In the sample, 4.2% of the children were obese. The composite measure of psychological stress, measuring the additive effect of stress across all four domains at age 5 showed that high stress in the family was related to childhood obesity at age 5. This cross-sectional finding was supported by the longitudinal finding of a relationship between high stress in the family at age 2 and childhood obesity at age 5.

When looking at the individual domains, parenting stress and lack of social support were not significantly correlated to childhood obesity in this study. On the other hand, stress caused by serious life events and parental worries/anxiety were significantly correlated to childhood obesity.  One factor that may have influenced the findings was the high attrition rate among parents not born in Sweden, mothers with no university education and single parents. As these groups tend to struggle financially, it is acknowledged that the lower socioeconomic classes and those with less social support were under-represented in the study.

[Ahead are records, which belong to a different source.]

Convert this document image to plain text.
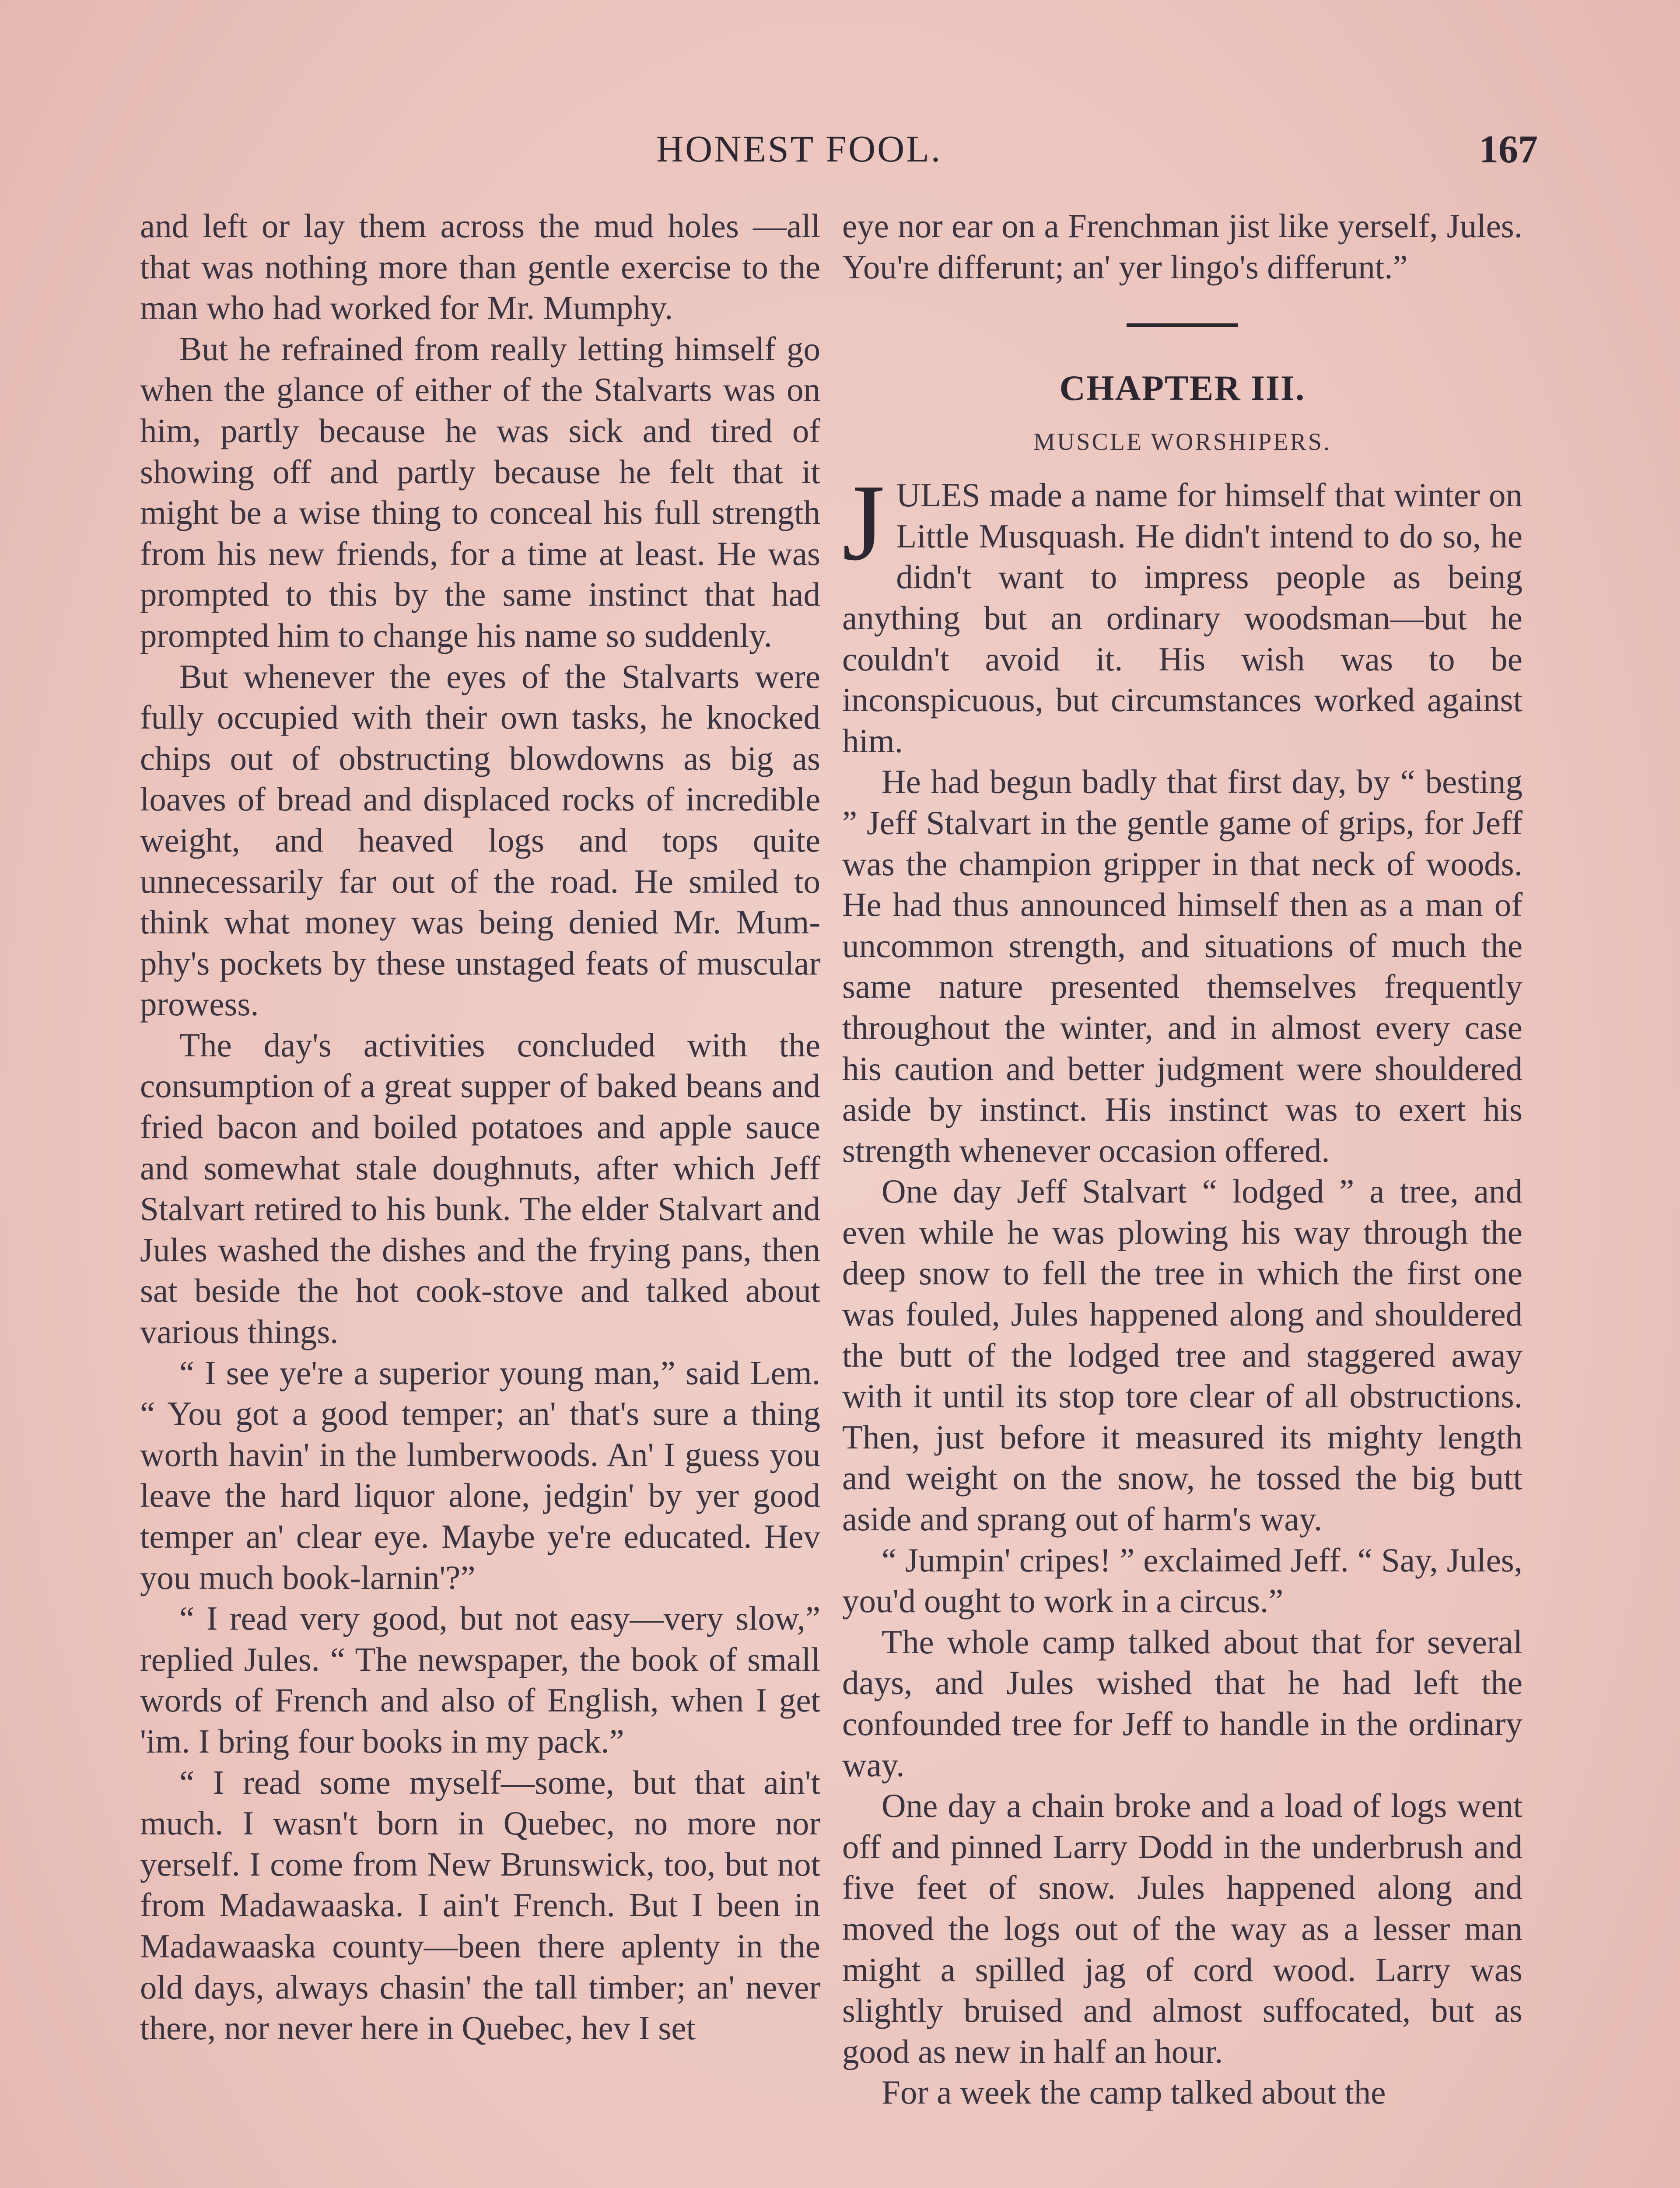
HONEST FOOL.	167

and left or lay them across the mud holes —all that was nothing more than gentle exercise to the man who had worked for Mr. Mumphy.

But he refrained from really letting himself go when the glance of either of the Stalvarts was on him, partly because he was sick and tired of showing off and partly because he felt that it might be a wise thing to conceal his full strength from his new friends, for a time at least. He was prompted to this by the same instinct that had prompted him to change his name so suddenly.

But whenever the eyes of the Stalvarts were fully occupied with their own tasks, he knocked chips out of obstructing blowdowns as big as loaves of bread and displaced rocks of incredible weight, and heaved logs and tops quite unnecessarily far out of the road. He smiled to think what money was being denied Mr. Mumphy's pockets by these unstaged feats of muscular prowess.

The day's activities concluded with the consumption of a great supper of baked beans and fried bacon and boiled potatoes and apple sauce and somewhat stale doughnuts, after which Jeff Stalvart retired to his bunk. The elder Stalvart and Jules washed the dishes and the frying pans, then sat beside the hot cook-stove and talked about various things.

“ I see ye're a superior young man,” said Lem. “ You got a good temper; an' that's sure a thing worth havin' in the lumberwoods. An' I guess you leave the hard liquor alone, jedgin' by yer good temper an' clear eye. Maybe ye're educated. Hev you much book-larnin'?”

“ I read very good, but not easy—very slow,” replied Jules. “ The newspaper, the book of small words of French and also of English, when I get 'im. I bring four books in my pack.”

“ I read some myself—some, but that ain't much. I wasn't born in Quebec, no more nor yerself. I come from New Brunswick, too, but not from Madawaaska. I ain't French. But I been in Madawaaska county—been there aplenty in the old days, always chasin' the tall timber; an' never there, nor never here in Quebec, hev I set

eye nor ear on a Frenchman jist like yerself, Jules. You're differunt; an' yer lingo's differunt.”

CHAPTER III.
MUSCLE WORSHIPERS.

JULES made a name for himself that winter on Little Musquash. He didn't intend to do so, he didn't want to impress people as being anything but an ordinary woodsman—but he couldn't avoid it. His wish was to be inconspicuous, but circumstances worked against him.

He had begun badly that first day, by “ besting ” Jeff Stalvart in the gentle game of grips, for Jeff was the champion gripper in that neck of woods. He had thus announced himself then as a man of uncommon strength, and situations of much the same nature presented themselves frequently throughout the winter, and in almost every case his caution and better judgment were shouldered aside by instinct. His instinct was to exert his strength whenever occasion offered.

One day Jeff Stalvart “ lodged ” a tree, and even while he was plowing his way through the deep snow to fell the tree in which the first one was fouled, Jules happened along and shouldered the butt of the lodged tree and staggered away with it until its stop tore clear of all obstructions. Then, just before it measured its mighty length and weight on the snow, he tossed the big butt aside and sprang out of harm's way.

“ Jumpin' cripes! ” exclaimed Jeff. “ Say, Jules, you'd ought to work in a circus.”

The whole camp talked about that for several days, and Jules wished that he had left the confounded tree for Jeff to handle in the ordinary way.

One day a chain broke and a load of logs went off and pinned Larry Dodd in the underbrush and five feet of snow. Jules happened along and moved the logs out of the way as a lesser man might a spilled jag of cord wood. Larry was slightly bruised and almost suffocated, but as good as new in half an hour.

For a week the camp talked about the
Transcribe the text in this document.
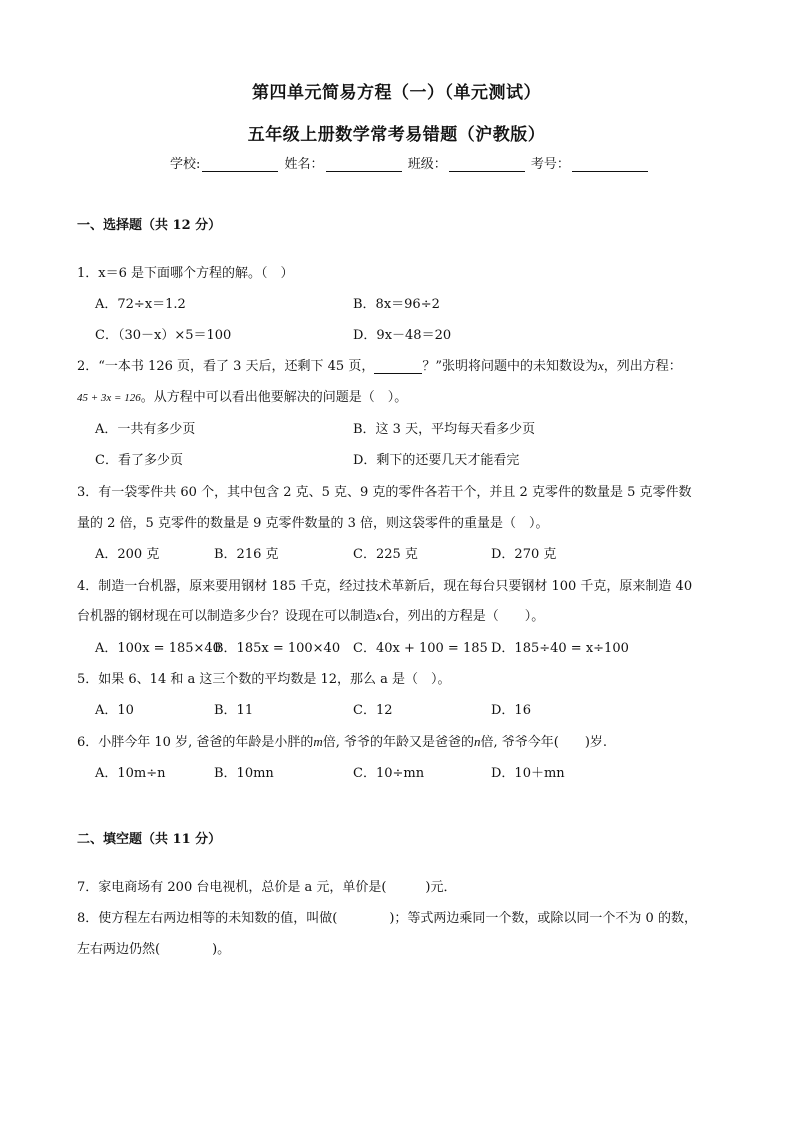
第四单元简易方程（一）（单元测试）
五年级上册数学常考易错题（沪教版）
学校:	姓名：	班级：	考号：
一、选择题（共 12 分）
1．x＝6 是下面哪个方程的解。（　）
A．72÷x＝1.2	B．8x＝96÷2
C．（30－x）×5＝100	D．9x－48＝20
2．“一本书 126 页，看了 3 天后，还剩下 45 页，	？”张明将问题中的未知数设为x，列出方程：
45 + 3x = 126。从方程中可以看出他要解决的问题是（　）。
A．一共有多少页	B．这 3 天，平均每天看多少页
C．看了多少页	D．剩下的还要几天才能看完
3．有一袋零件共 60 个，其中包含 2 克、5 克、9 克的零件各若干个，并且 2 克零件的数量是 5 克零件数
量的 2 倍，5 克零件的数量是 9 克零件数量的 3 倍，则这袋零件的重量是（　）。
A．200 克	B．216 克	C．225 克	D．270 克
4．制造一台机器，原来要用钢材 185 千克，经过技术革新后，现在每台只要钢材 100 千克，原来制造 40
台机器的钢材现在可以制造多少台？设现在可以制造x台，列出的方程是（　　）。
A．100x = 185×40
B．185x = 100×40 C．40x + 100 = 185 D．185÷40 = x÷100
5．如果 6、14 和 a 这三个数的平均数是 12，那么 a 是（　）。
A．10	B．11	C．12	D．16
6．小胖今年 10 岁, 爸爸的年龄是小胖的m倍, 爷爷的年龄又是爸爸的n倍, 爷爷今年(　　)岁.
A．10m÷n	B．10mn	C．10÷mn	D．10＋mn
二、填空题（共 11 分）
7．家电商场有 200 台电视机，总价是 a 元，单价是(　　　)元．
8．使方程左右两边相等的未知数的值，叫做(　　　　)；等式两边乘同一个数，或除以同一个不为 0 的数，
左右两边仍然(　　　　)。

The study indicates that psychological stress in the family may be a contributing factor for childhood obesity. This is an important finding because it means that simply changing eating behaviours is not enough; instead, families need to be given psychological and social support to help manage stress.

Evaluation

  • The study made use of a very large sample.
  • The structured questionnaire allowed for relatively easy analysis and could be easily replicated.
  • The results were credible. There were similar findings in both a cross-sectional and a longitudinal approach to the data.
  • The sample was not representative of the lower classes due to a high attrition rate.
  • There could be a cultural bias in the research as Sweden is a highly individualistic culture with low power-distance.
  • Actual cortisol levels were not measured, so stress was self-reported. Data triangulation with regard to the level of stress would have made the study stronger.
  • Since the findings are correlational, the research is not able to establish a cause and effect relationship between family stress and childhood obesity. However, psychologists do know that there is a link between stress and the retention of fat, so the findings reflect grounded theory.

References

Koch, FS, A Sepa and J Ludvigsson. Psychological stress and obesity. J Pediatr. 2008 Dec;153(6):839-44. doi: 10.1016/j.jpeds.2008.06.016. Epub 2008 Jul 26.